L'humour, ça doit être fait avec sérieux ?
J'ai la chance d'avoir beaucoup d'imagination, d'écrire tout le temps, et comme j'aime bosser ce n'est plus du travail, c'est un mode de vie. J'aimerais bien que, comme il y a eu les surréalistes, il y ait les "léopardistes" : une bande de déconneurs-bosseurs, produisant de la littérature bien écrite, un peu fous du roi, plus insolents que vulgaires.
C'est d'ailleurs plutôt rare, vous arrivez à être drôle sans être vulgaire...
On descend parfois au-dessous de la ceinture, mais par le biais de métaphores amusantes, jamais avec crudité.
Quelle est votre formation ?
Hélas... Ce que je vais dire ne va faire plaisir qu'aux étudiants amateurs de radiateurs. Après avoir raté le bac une première fois, je me suis inscrit en candidat libre mais je me suis sauvé avant la fin des épreuves. Comme j'étais musicien, que je composais, je suis parti à l'aventure avec un petit groupe, puis j'ai fait un peu de production dans la musique classique et le jazz, avant de bosser dans l'audiovisuel. J'ai même fait quelques films documentaires sur les écrivains qui se sont fait avaler par leur héros.

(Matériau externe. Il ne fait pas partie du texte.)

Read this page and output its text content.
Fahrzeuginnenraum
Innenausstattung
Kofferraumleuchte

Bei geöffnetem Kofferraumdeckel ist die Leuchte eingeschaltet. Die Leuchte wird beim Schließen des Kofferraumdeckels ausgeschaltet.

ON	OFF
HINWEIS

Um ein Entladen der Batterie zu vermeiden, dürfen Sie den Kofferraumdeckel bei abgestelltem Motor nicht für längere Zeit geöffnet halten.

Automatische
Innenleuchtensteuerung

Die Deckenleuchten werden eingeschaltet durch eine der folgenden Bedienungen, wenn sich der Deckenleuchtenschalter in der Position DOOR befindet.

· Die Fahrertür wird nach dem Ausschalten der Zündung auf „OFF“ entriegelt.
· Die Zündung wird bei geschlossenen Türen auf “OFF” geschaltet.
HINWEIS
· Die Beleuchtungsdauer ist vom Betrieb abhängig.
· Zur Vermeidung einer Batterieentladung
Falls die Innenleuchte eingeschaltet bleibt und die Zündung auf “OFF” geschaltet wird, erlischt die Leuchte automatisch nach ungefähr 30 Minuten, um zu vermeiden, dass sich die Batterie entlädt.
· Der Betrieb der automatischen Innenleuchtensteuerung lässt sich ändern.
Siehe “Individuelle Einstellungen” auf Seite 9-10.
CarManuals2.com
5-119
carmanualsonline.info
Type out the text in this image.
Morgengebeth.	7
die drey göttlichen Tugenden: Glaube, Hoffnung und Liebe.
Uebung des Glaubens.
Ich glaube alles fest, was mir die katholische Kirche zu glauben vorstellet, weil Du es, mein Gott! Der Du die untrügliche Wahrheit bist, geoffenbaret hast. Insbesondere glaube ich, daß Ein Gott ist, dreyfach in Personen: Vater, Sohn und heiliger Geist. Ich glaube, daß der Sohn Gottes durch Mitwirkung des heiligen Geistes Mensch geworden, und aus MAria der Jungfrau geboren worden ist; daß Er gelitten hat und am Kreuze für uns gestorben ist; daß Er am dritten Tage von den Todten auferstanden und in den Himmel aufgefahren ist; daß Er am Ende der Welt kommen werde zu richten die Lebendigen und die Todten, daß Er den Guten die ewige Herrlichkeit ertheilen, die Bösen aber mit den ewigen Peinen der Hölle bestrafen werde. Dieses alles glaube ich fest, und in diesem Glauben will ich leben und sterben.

Jusqu'au moment¬ où j'ai tout lâché pour créer les éditions du Léopard masqué en 2004. Disons que je suis un bosseur, l'archétype de l'autodidacte.
En dépit de ce parcours scolaire écourté, vous avez malgré tout des influences littéraires ?
Je suis un très gros lecteur, bien qu'aujourd'hui je ne lise plus que pour écrire. Je dévore des livres en rapport avec mon sujet, puis je laisse travailler mon imaginaire. Je suis plutôt de l'école de Simenon pour l'ouverture de masse et de celle de Céline pour l'amour du style. Je pourrais parler aussi de Romain Gary, René Fallet, Marcel Aymé. Quant à Frédéric Dard et San Antonio, aussi extraordinaire que ça puisse paraître, je l'ai découvert après avoir écrit mon premier livre, alors que je croyais avoir inventé la lune ! Du coup, j'en ai lu une centaine pour voir ce qu'il ne fallait pas que je fasse et que je m'en distingue.
C'est quoi la dernière chose délirante que vous ayez faite ?
Lors d'un salon à Montaigu, j'ai braqué les visiteurs avec mon colt 45 pour les forcer à acheter mes livres ! C'est un flingue en plastique vachement bien imité, mais quand les gens voyaient ma cravate léopard, ils percutaient et se prêtaient au jeu : du coup j'ai vendu plein de bouquins comme ça ! Sur les salons, je n'ai peur de rien. J'aime les gens, ils le sentent, on peut beaucoup déconner et ça passe très bien.
Aujourd'hui, vous écrivez, mais vous dirigez aussi le Léopard masqué, le Léopard démasqué, qui édite les aventures de Saint-Tin, ainsi que Tolège Éditions, éditeur de thrillers sur fond d'histoire religieuse. Ça fait combien de titres au total ?
Une quarantaine. Ça représente un gros travail éditorial, mais je crois qu'on a trouvé un créneau qui plaît aux lecteurs. Notre handicap, c'est le milieu du livre, qui est beaucoup trop sérieux et nombriliste à mon goût !
Les étudiants aussi sont parfois très sérieux, trop même, non ?
La jeunesse est un vivier d'invention, de contestation. Le problème, c'est qu'elle est nourrie avec des choses convenues¬. Aujourd'hui, on nous vend surtout la politique, le réchauffement climatique et l'écologie en général. C'est là-dessus que les gens ont des avis. Sorti de là, plus rien... Pourtant le quotidien ne se limite pas à ça. Or, j'ai l'impression que notre époque enferme les gens et les jeunes dans un système de pensée très fermé, très politiquement correct, qui s'interdit beaucoup de choses. Or, je crois qu'avec le second degré et une grande ouverture d'esprit, on peut tout dire.
Qu'est-ce que vous leur conseilleriez ?
De penser différemment, d'avoir une posture optimiste, positive et réaliste ! Tout est possible, mais il faut bosser. Ce n'est qu'en travaillant beaucoup que j'arrive à faire ce que je fais.